いや、本当に分かっているからこその発言なんだろう。確認の為でしかないから。
まあ、そんな言葉が出るのがフーか、……と最近、ようやく分かってきたのだが。
「ああ、逆走してって話か。確かにな。一瞬、考えたよ。もし奈緒子がいるならば国道沿いだろうからな。でも無理だった。単車のガスがなかったのは話だろう?」
フムッ。
「3日前から給油してなかったからな。だから逆走できなかった。ガソリンがなかったんだ。奈緒子を探す為に走り回るだけのガソリンがな。舌打ちも出ちまったな」
でだな。
「一旦、町で給油してから急いで現場に戻った。でも、またもや時すでに遅しだ。現場には警察がバンバンきてて、そこまで戻れなかった。また舌打ちってわけさ」
と秀也が言ったあと、ゆっくりと目を閉じてから、また、あの黒い扇子を広げた。
片手で起用に派手な音を立て。
バサリ。
これにしてお終いとばかりに。
無論、これら秀也からの発言には妙なところはない。
むしろ何でも話してくれる彼には好印象さえ受ける。疑うべき点はない。強いていうならばオカルッチックな話を混ぜてくるのが、少々、気にはなる。しかし根拠があやふやな話ですら話してくれたからこそ信じられるとも言い換えられる。うむむっ。
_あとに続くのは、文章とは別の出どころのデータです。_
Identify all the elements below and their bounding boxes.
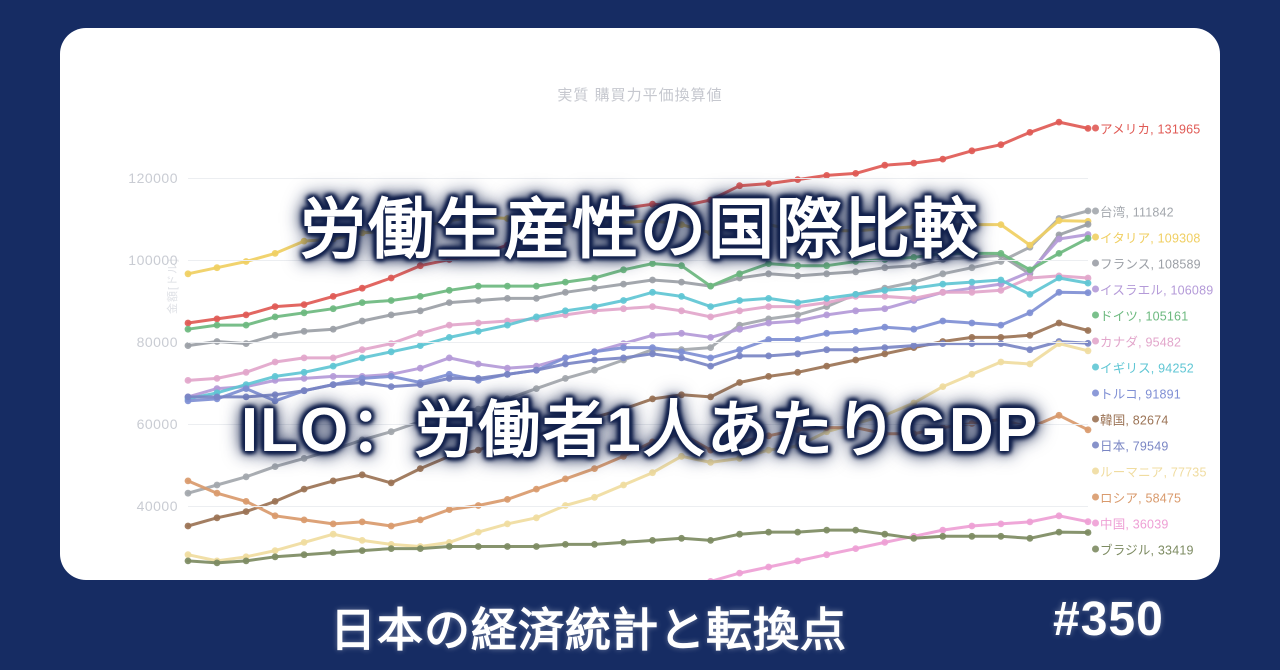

僕は、おもむろにパタリという軽い音を立ててからメモ帳を閉じる。
いや、ゲームを降りる気満載だった僕がメモ帳を開いている時点でハマっている。
フーたちの策にだ。この時の僕には気づけてはいないのだがな。不甲斐ない事に。
兎に角、
悪魔城ドラキュラ的なふわふわに在る席に座ってペペロンチーノへと口をつける。
まるで、おろし立てのように、キラキラときらめくフォークを使い。
美味い。
その隣に添えられた淡いオレンジティーを口に含む。
美味い。
いや、美味いからこそ嫌な気分にもなるのだ。イヤミかと。ともすれば、今、この場でブレイクダンスを披露したい気持ちにも駆られる。というか、むしろコサックダンスを踊り出した方が、今を表現するには的確か。まあ、意味はない。気にするな。
兎に角、
そう。ここまでが、僕が気絶をしている間にフーたち灰色探偵ダニットと秀也との間で交わされた会話の内容である。そう聞かされた。繰り返すが、悪魔の胎内である悪魔城ドラキュラの腔内でだ。そして時間は戻ってゆく。僕らが在る、この場所に。
もう、この推理ゲームから降りようと考えている気持ちが薄れてきていた今へと。